Menschen, die im Einklang mit ihrem Geburtsgeschlecht sind und das nie hinterfragen, wissen schlicht und einfach nicht, wie es sein "könnte". Jedoch gibt es eben auch für sie zumindest das Gedankenexperiment, zu versuchen sich da in das jeweils andere Geschlecht, oder auch nur eine andere Person hineinzuversetzen. Unterschiedlichste Situationen, unterschiedlichste Gegebenheiten. Natürlich lässt sich da nicht alles am Geschlecht und dessen Stereotypen festmachen. Das meiste ist auch stets eine individuelle und rein subjektive Frage, nur gibt es eben durchaus Szenarien, da kann man gewisse Situationen, die das jeweilige Geschlecht allgemein betreffen, versuchen zu erfassen. Das ist schwer zu erklären, aber am ehesten kann man in einem Rollenspiel das vielleicht ein Stück weit verstehen.
Interessant bei der ganzen Thematik rund um Transidentität und Empathie, ist auch die Tatsache, das man, wenn man in seinen geschlechtlichen Stereotypen fest verharrt, sich nicht in andere zumindest ansatzweise hineinversetzen kann, es auch erklärt, warum so viele Menschen Beziehungsprobleme haben. Also auch ganz unabhängig der Transthematik, es ist am Ende immer eine Frage der nötigen Empathie, wenn diese in einer zwischenmenschlichen Beziehung nicht vorhanden ist, dann scheitert meist eben auch das Zusammenleben und eine gesunde Beziehung zueinander. Natürlich wird man als Mann niemals den Zyklus einer Frau, oder eine Schwangerschaft nachempfinden können, nur kann man es zumindest im Ansatz versuchen, so kann man vielleicht auch selbst bei sich eine feminine Seite entdecken. Bei Frauen dann eine maskuline Seite.
Gibt dafür auch eine Bezeichnung, Animus und Anima:
Original anzeigen (0,2 MB)Anima und Animus sind in der analytischen Psychologie von Carl Gustav Jung wichtige Archetypen, die die innere weibliche Seite des Mannes (Anima) und die innere männliche Seite der Frau (Animus) repräsentieren. Sie sind nicht einfach psychologische Konstrukte, sondern essenziell für die individuelle Entwicklung und Selbstrealisierung.
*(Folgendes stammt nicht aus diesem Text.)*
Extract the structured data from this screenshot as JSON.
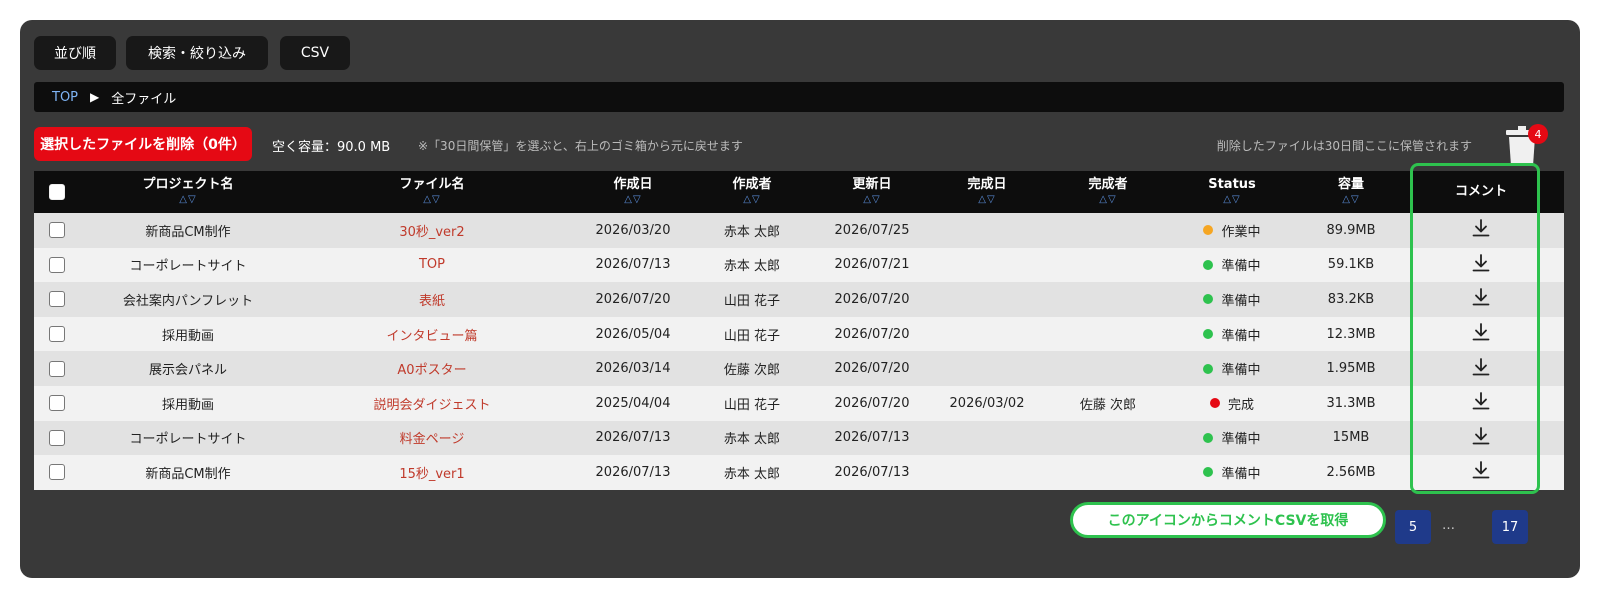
{
  "toolbar": {
    "sort_label": "並び順",
    "filter_label": "検索・絞り込み",
    "csv_label": "CSV"
  },
  "breadcrumb": {
    "top": "TOP",
    "current": "全ファイル"
  },
  "actions": {
    "delete_label": "選択したファイルを削除（0件）",
    "free_space": "空く容量：90.0 MB",
    "note": "※「30日間保管」を選ぶと、右上のゴミ箱から元に戻せます",
    "keep_note": "削除したファイルは30日間ここに保管されます",
    "trash_count": "4",
    "trash_icon": "trash-icon"
  },
  "table": {
    "sort_glyph": "△▽",
    "headers": {
      "project": "プロジェクト名",
      "file": "ファイル名",
      "created": "作成日",
      "author": "作成者",
      "updated": "更新日",
      "completed": "完成日",
      "completer": "完成者",
      "status": "Status",
      "size": "容量",
      "comment": "コメント"
    },
    "rows": [
      {
        "project": "新商品CM制作",
        "file": "30秒_ver2",
        "created": "2026/03/20",
        "author": "赤本 太郎",
        "updated": "2026/07/25",
        "completed": "",
        "completer": "",
        "status": "作業中",
        "status_color": "#f5a623",
        "size": "89.9MB"
      },
      {
        "project": "コーポレートサイト",
        "file": "TOP",
        "created": "2026/07/13",
        "author": "赤本 太郎",
        "updated": "2026/07/21",
        "completed": "",
        "completer": "",
        "status": "準備中",
        "status_color": "#2ec24e",
        "size": "59.1KB"
      },
      {
        "project": "会社案内パンフレット",
        "file": "表紙",
        "created": "2026/07/20",
        "author": "山田 花子",
        "updated": "2026/07/20",
        "completed": "",
        "completer": "",
        "status": "準備中",
        "status_color": "#2ec24e",
        "size": "83.2KB"
      },
      {
        "project": "採用動画",
        "file": "インタビュー篇",
        "created": "2026/05/04",
        "author": "山田 花子",
        "updated": "2026/07/20",
        "completed": "",
        "completer": "",
        "status": "準備中",
        "status_color": "#2ec24e",
        "size": "12.3MB"
      },
      {
        "project": "展示会パネル",
        "file": "A0ポスター",
        "created": "2026/03/14",
        "author": "佐藤 次郎",
        "updated": "2026/07/20",
        "completed": "",
        "completer": "",
        "status": "準備中",
        "status_color": "#2ec24e",
        "size": "1.95MB"
      },
      {
        "project": "採用動画",
        "file": "説明会ダイジェスト",
        "created": "2025/04/04",
        "author": "山田 花子",
        "updated": "2026/07/20",
        "completed": "2026/03/02",
        "completer": "佐藤 次郎",
        "status": "完成",
        "status_color": "#e50914",
        "size": "31.3MB"
      },
      {
        "project": "コーポレートサイト",
        "file": "料金ページ",
        "created": "2026/07/13",
        "author": "赤本 太郎",
        "updated": "2026/07/13",
        "completed": "",
        "completer": "",
        "status": "準備中",
        "status_color": "#2ec24e",
        "size": "15MB"
      },
      {
        "project": "新商品CM制作",
        "file": "15秒_ver1",
        "created": "2026/07/13",
        "author": "赤本 太郎",
        "updated": "2026/07/13",
        "completed": "",
        "completer": "",
        "status": "準備中",
        "status_color": "#2ec24e",
        "size": "2.56MB"
      }
    ],
    "download_icon": "download-icon"
  },
  "pagination": {
    "page_5": "5",
    "ellipsis": "…",
    "last": "17"
  },
  "callout": "このアイコンからコメントCSVを取得",
  "colors": {
    "panel": "#393939",
    "delete": "#e50914",
    "highlight": "#2ec24e",
    "page": "#1f3a8a",
    "file_link": "#c03a2b"
  }
}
Wikipedia: Animus und Anima
Aniara schrieb:Ich persönlich halte das für deutlich wahrscheinlicher, als das man tatsächlich mit dem "falschen Geschlecht" geboren wurde.
Aber das ist ja nur meine persönliche Meinung, damit mag ich keine Betroffenen angreifen.
Wenn ein Mensch, schon vor der Geburt durch bestimmte genetische und hormonelle Prägungsprozesse geprägt wird, diese sich dann nach der Geburt nach einigen Jahren nach und nach manifestieren und äußern, kann eben bei einigen eine Diskrepanz entstehen. Dann sind jene Menschen wirklich im "falschen" Geschlecht und wollen sekundäre und/oder primäre Geschlechtsmerkmale mit ihrem inneren Empfinden und ihrem Wesen in Einklang bringen. Nicht mehr und auch nicht weniger. Jene, die es nicht betrifft, können das natürlich nur schwer verstehen und nachvollziehen, aber wenn man Menschen kennt, die das betrifft, die sich da auch einem anvertrauen und es einem versuchen zu erklären, können es zumindest etwas verständlicher machen. (wenn man denn so viel Verständnis aufbringen kann, Stichwort Empathie)
Eine Meinung kann man gern haben, man muss es auch nicht verstehen, jedoch sollte man dann auch keinem reinquatschen, den es betrifft. Meinungsaustausch ist richtig und wichtig, nur wenn man so vehement die Lebensrealität anderer leugnet, kann das schon etwas problematisch werden.
Aniara schrieb:Das ist mir zu "abgedreht", sorry.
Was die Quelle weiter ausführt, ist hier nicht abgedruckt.